Art. 1.262 – Aplia-se à usucapião das coisas móveis o disposto nos arts. 1.243 e 1.244.
Lei 10.406/2002 – Acesso em 02/03/2026
O Art. 1.262 do Código Civil de 2002 estabelece uma importante regra de remissão normativa ao dispor que se aplicam à usucapião de coisas móveis as disposições contidas nos arts. 1.243 e 1.244 do mesmo diploma legal. Essa remissão é crucial para a compreensão do instituto da usucapião de bens móveis, que, embora possua requisitos próprios (arts. 1.260 e 1.261 do CC), se beneficia da clareza e da segurança jurídica proporcionadas pelas normas aplicáveis à usucapião de bens imóveis, adaptadas à sua natureza.
A aplicação subsidiária dos arts. 1.243 e 1.244 ao regime da usucapião de bens móveis implica, primeiramente, a possibilidade de acessio possessionis (art. 1.243). Isso significa que o possuidor atual pode somar à sua posse a dos seus antecessores, desde que contínuas e pacíficas, para completar o prazo exigido para a aquisição da propriedade. Essa regra é fundamental para a viabilidade da usucapião em diversas situações, especialmente quando a posse individual não atinge o lapso temporal necessário. A doutrina majoritária e a jurisprudência consolidada do Superior Tribunal de Justiça (STJ) pacificam a aplicação da accessio possessionis tanto para bens móveis quanto imóveis, desde que observados os requisitos da posse ad usucapionem.
Ademais, o Art. 1.262 também incorpora o disposto no Art. 1.244, que trata das causas que obstam, suspendem ou interrompem a prescrição, aplicáveis, por analogia, à usucapião. Tais causas, como a pendência de condição suspensiva, a incapacidade do titular do direito ou a citação válida, impedem que o prazo da usucapião flua ou o reiniciam, protegendo o proprietário contra a perda do bem em situações específicas. A compreensão dessas causas é vital para a defesa dos interesses de proprietários e possuidores, exigindo uma análise minuciosa do caso concreto. Como aponta o levantamento de inteligência artificial aplicada ao ordenamento jurídico da Redizz, a interrupção e suspensão da prescrição são temas recorrentes em litígios possessórios e de propriedade, demandando atenção dos operadores do direito.

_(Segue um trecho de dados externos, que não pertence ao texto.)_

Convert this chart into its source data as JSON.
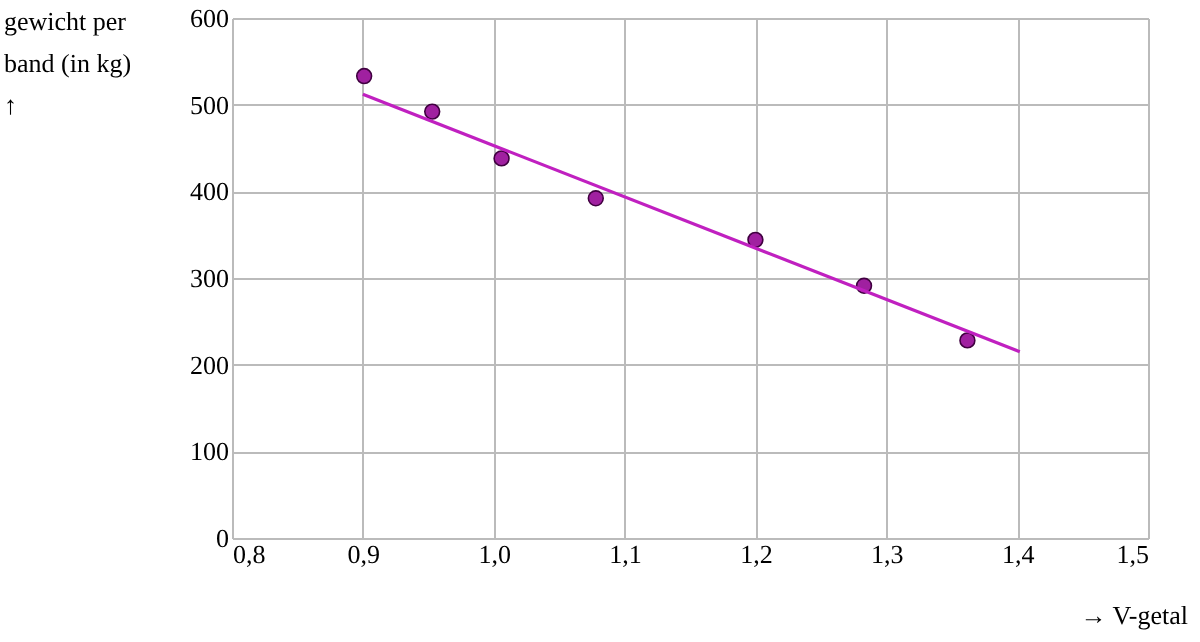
{
  "chart_data": {
    "type": "scatter",
    "xlabel": "→ V-getal",
    "ylabel": "gewicht per\nband (in kg)\n↑",
    "xlim": [
      0.8,
      1.5
    ],
    "ylim": [
      0,
      600
    ],
    "xticks": [
      {
        "value": 0.8,
        "label": "0,8"
      },
      {
        "value": 0.9,
        "label": "0,9"
      },
      {
        "value": 1.0,
        "label": "1,0"
      },
      {
        "value": 1.1,
        "label": "1,1"
      },
      {
        "value": 1.2,
        "label": "1,2"
      },
      {
        "value": 1.3,
        "label": "1,3"
      },
      {
        "value": 1.4,
        "label": "1,4"
      },
      {
        "value": 1.5,
        "label": "1,5"
      }
    ],
    "yticks": [
      0,
      100,
      200,
      300,
      400,
      500,
      600
    ],
    "grid": true,
    "marker": "circle",
    "series": [
      {
        "color": "#a020a0",
        "x": [
          0.901,
          0.953,
          1.006,
          1.078,
          1.2,
          1.283,
          1.362
        ],
        "values": [
          533,
          492,
          438,
          392,
          344,
          291,
          228
        ]
      },
      {
        "type": "line",
        "marker": "none",
        "color": "#c020c0",
        "x": [
          0.9,
          1.402
        ],
        "values": [
          512,
          215
        ]
      }
    ]
  }
}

Para a advocacia, a correta interpretação e aplicação do Art. 1.262 do Código Civil são essenciais na elaboração de teses de defesa ou ataque em ações de usucapião de bens móveis. A análise da cadeia possessória, a verificação da existência de causas interruptivas ou suspensivas da prescrição e a prova da posse ad usucapionem são pontos cruciais. A jurisprudência tem se mostrado rigorosa na exigência da comprovação dos requisitos legais, especialmente a posse mansa, pacífica e ininterrupta, com ânimo de dono, para a configuração da usucapião, seja ela ordinária ou extraordinária.